There wasn’t much we knew about how that day would proceed. After a few months of feeling a strange, heavy fullness in my abdomen while working out, I feared I had large ovarian cysts. After having one that ruptured a few years prior, I wasn’t going to risk my health or fertility by waiting until the pain became unbearable.
When an ultrasound to explore my symptoms lasted nearly two hours, I knew something was different. I remember saying to my technician, “Please, give me something here” as I watched the expression on her face change throughout the procedure.
She replied, “It is large. There is a lot of it,” in a thick Polish accent.
Series of doctors appointments followed, with no certainty or leads except one: surgery would be necessary. Diagnosis would have to follow.
The C-word was mentioned, but considered high unlikely. Sure, I had a slightly elevated CA125 blood test, but many variables could account for that.

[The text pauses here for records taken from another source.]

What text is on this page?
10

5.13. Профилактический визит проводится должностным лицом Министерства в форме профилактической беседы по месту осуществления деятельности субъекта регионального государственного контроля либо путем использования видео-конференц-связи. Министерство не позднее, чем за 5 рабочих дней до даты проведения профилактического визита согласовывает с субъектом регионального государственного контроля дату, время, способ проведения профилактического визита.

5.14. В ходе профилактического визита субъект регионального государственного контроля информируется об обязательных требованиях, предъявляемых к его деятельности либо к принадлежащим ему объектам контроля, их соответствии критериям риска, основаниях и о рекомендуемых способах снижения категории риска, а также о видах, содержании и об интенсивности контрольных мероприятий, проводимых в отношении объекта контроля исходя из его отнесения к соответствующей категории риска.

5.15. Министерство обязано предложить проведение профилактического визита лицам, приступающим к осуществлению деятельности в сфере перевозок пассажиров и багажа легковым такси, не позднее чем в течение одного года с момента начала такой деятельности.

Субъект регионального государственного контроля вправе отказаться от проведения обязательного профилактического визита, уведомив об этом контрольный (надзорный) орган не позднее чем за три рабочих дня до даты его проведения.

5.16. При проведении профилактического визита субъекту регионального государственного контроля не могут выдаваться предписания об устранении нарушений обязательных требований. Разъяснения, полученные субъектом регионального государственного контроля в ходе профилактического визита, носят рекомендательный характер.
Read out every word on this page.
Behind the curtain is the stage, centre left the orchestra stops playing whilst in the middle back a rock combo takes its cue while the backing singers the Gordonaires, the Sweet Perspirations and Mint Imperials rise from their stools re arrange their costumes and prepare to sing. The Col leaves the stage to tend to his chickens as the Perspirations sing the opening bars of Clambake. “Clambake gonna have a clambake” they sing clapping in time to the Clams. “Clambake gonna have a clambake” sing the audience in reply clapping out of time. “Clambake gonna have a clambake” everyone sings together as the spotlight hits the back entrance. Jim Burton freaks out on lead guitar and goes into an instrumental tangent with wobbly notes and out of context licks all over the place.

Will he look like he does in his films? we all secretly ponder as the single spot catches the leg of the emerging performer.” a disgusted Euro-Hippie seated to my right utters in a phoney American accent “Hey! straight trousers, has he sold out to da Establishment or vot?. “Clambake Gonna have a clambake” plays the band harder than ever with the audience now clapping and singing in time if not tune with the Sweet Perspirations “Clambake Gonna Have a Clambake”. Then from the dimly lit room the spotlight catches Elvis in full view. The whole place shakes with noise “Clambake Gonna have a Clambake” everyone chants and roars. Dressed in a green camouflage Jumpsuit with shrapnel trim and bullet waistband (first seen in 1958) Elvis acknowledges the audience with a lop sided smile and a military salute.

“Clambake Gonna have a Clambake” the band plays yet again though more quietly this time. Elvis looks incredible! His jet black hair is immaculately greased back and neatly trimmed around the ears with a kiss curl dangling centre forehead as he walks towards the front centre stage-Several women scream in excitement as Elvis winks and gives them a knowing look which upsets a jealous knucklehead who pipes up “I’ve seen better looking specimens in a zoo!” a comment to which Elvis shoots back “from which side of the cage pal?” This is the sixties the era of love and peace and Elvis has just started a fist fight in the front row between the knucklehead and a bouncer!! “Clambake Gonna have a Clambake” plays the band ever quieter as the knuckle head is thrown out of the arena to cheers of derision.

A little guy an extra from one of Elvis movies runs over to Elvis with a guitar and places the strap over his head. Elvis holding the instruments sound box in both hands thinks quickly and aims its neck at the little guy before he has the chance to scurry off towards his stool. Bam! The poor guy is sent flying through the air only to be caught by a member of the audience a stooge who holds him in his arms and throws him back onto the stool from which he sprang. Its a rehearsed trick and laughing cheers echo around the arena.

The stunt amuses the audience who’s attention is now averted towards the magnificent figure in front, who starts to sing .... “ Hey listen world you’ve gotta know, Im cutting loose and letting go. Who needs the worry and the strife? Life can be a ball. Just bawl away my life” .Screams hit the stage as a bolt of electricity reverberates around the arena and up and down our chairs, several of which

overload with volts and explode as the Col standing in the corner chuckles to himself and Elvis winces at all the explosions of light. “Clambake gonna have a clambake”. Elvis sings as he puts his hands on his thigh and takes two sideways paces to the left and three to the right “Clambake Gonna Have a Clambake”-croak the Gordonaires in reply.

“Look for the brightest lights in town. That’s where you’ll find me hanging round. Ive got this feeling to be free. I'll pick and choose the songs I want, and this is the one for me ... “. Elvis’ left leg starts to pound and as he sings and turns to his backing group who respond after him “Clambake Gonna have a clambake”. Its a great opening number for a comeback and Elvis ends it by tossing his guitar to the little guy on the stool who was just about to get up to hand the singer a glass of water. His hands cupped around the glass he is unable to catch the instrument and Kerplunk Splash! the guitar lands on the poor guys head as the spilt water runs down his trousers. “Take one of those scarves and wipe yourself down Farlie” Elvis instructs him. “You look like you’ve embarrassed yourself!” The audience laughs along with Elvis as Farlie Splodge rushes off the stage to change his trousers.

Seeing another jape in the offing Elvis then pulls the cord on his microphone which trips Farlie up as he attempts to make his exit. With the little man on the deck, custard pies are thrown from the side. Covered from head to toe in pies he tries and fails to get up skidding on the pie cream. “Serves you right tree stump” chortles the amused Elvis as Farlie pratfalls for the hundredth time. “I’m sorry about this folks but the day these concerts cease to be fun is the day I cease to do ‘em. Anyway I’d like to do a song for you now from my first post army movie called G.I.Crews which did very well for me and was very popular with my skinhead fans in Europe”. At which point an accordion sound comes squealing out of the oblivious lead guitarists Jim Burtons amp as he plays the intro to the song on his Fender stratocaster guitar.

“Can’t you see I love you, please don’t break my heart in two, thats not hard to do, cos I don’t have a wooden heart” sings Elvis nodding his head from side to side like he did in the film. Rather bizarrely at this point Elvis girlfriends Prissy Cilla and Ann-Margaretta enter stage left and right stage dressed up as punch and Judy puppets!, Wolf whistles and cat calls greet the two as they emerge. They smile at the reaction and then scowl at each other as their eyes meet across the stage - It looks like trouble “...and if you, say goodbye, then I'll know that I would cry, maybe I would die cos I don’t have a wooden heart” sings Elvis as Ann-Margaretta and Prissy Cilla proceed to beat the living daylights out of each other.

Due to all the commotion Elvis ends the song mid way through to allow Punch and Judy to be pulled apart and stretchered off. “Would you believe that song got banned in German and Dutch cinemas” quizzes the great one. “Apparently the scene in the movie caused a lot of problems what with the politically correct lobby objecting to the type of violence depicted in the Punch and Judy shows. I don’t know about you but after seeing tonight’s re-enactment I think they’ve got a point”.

I was a healthy 28 year old girl.
That morning, my gynecologist, a gynecological oncologist, and a urologist operated on me. I recall going in and out of sleep in a recovery room following. Not at all aware of much, I recall seeing my mother, mother-in-law to-be, and fiance pacing nervously in the waiting room on my floor. Apparently, I was taking longer than expected to recover and be moved into my hospital room.
The substances removed from me were different than expected, as one doctor stated about the other surgeon, “He’s been doing this for close to 50 years. I’ve never seen him scrub out of a surgery before to take a closer look.” What he meant was: a veteran surgeon has never seen what was just taken out of you. Oh boy, talk about a time you don’t at all want to be special or unique.
I later found out this surprised veteran surgeon mentioned mesothelioma as a possibility to my mother and to my fiance, who recalled this ugly word from those TV commercials and needed to leave to take a walk. Not surprisingly, I stopped seeing this doctor a few months later. After all, who would attempt to diagnose something he’d never seen before and put such a scary label on it?
There would a number of unknowns that continued for quite some time following that day, but I, like my fiance, have decided this picture captures that time in our lives best. When you are surrounded with love, a little drugged (after all, I was being prepped for surgery in that moment), and not much else is known or can be done, just smile. It’s a hell of a better image to leave with your loved ones. And when you’re lucky to have a support system like James, there’s a whole lot to smile about.